Chapter 19: BEING SPECIFIC Writing Software Specifications
- I’ve never known any trouble that an hour’s reading didn’t assuage.
- Used correctly, specifications oil the development process.
- Not just the existence, but also the quality of software specifications is vital to the software development process.
- Specifications are an important communication mechanism for software developers. Use them to capture information that must not be lost or forgotten.
- With all important facts written down, there’s less risk when people leave the project: The amount of information loss will be minimized, and there will be a solid base to help any replacement programmer get up to speed.
- All information is conveniently recorded in a known place. New people can join your project and understand what each component does and how they fit together, just by reading the documentation.
- The requirements for a project are never clear at first; customers can’t tell you exactly what they want their software to do (they’re not computer experts, so they don’t know).
- The customer must agree to and sign off on the requrements specification; it forms an effective contract between the software developer and its client.

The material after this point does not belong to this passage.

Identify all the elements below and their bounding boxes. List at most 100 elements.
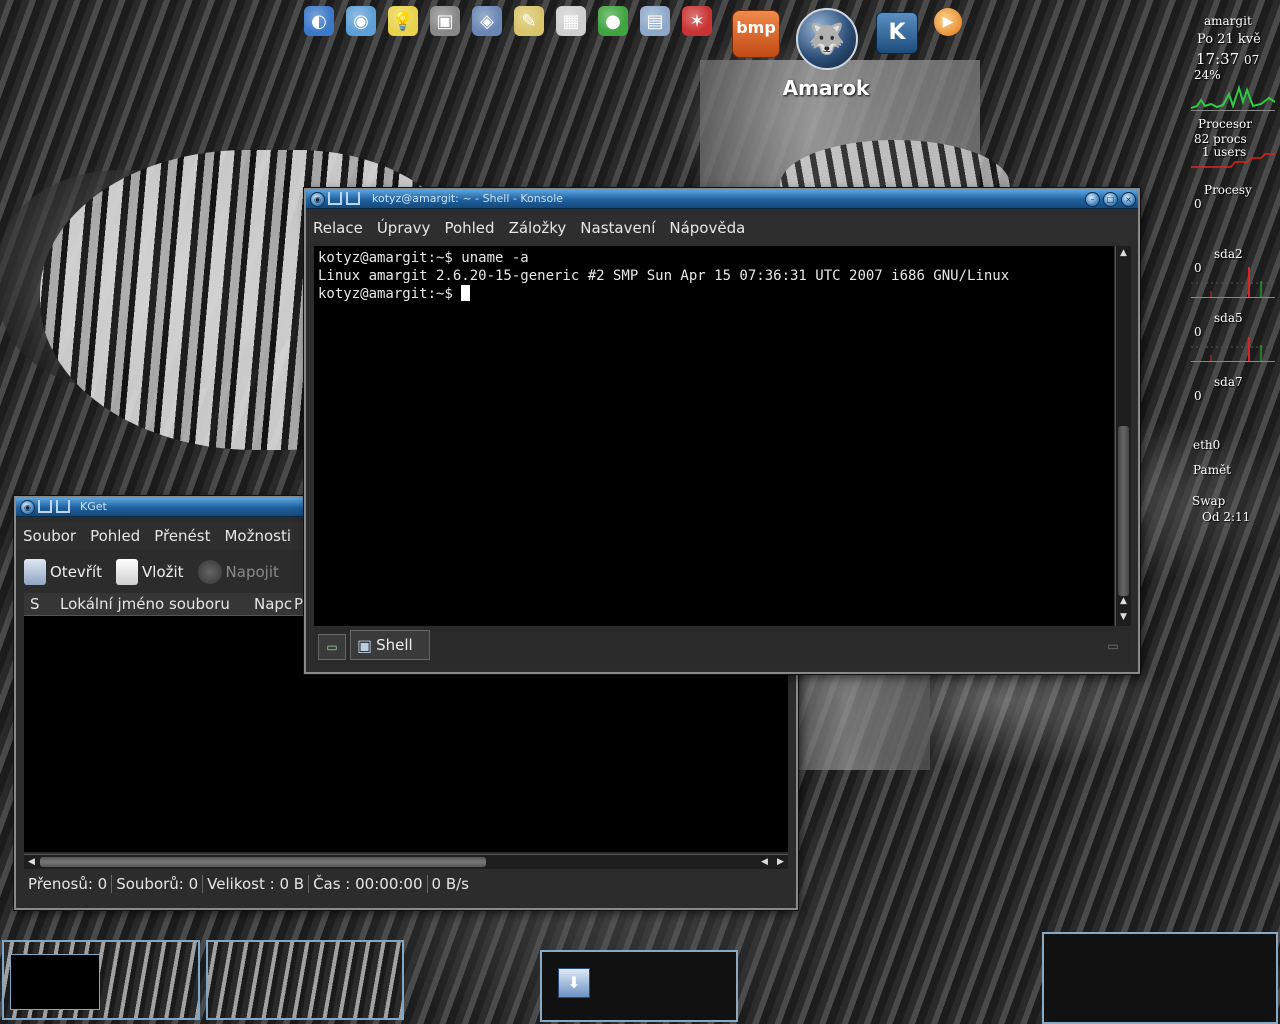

- When the requested software is finally built, the customer realizes that what it asked for wasn’t what it actually wanted: Rewrite it in pink.
- Sadly, many software factories skip requirements gathering or do not give it sufficient import. It’s vital to agree on the requirements early on, before software design has started and certainly before any code has been written.
- Software requirements must be captured early to set expectations, to prevent feature creep, and to reduce developer angst.
- If your software task is not adequately specified, don’t start coding until you’ve written a functional specification, and people agree that it’s correct.
- Use literate programming tools to write your technical documentation. Don’t write a word-processed document that will quickly go stale.
- If a specification can be interpreted in more than one way, then the “specification” isn’t specific—it’s not doing its job.
- An effective specification is inviting to read and easy to understand.
- The best specifications are written from the perspective of the reader, not the writer.
- A specification should be self-contained and complete.
- The contents of a specification must, therefore, be verifiable.
- Nothing is set in stone, neither code nor documents.
- Think about the contents of your specification as you write it. Choose a structure and vocabulary that the audience will understand, and make sure that the document is correct, complete, and self-describing.
- Writing usually works best when there is one author per document.
- The author must be the right person. e.g. The marketing department doesn’t write your functional specification;
- Each document must have a defined owner who takes responsibility for it.
- Document review is important
- Once you’ve finished the specification, don’t forget about it. Keep it alive and up to date.
- Saving time by avoiding specifications is almost certainly a false economy; specifications help to save time communicating. When you write a specification, you only have to describe how the program works once. If you skip this step, at least the same amount of communication happens anyway, but on an ad hoc basis—over a longer space of time and in a less controlled manner. This communication is far less effective and will actually take longer, because you will have to explain the same things over and over again with a slightly different spin for each audience.
- It is dangerous and unprofessional to avoid writing specifications. If there isn’t enough time to write a specification, there probably isn’t enough time to write the code.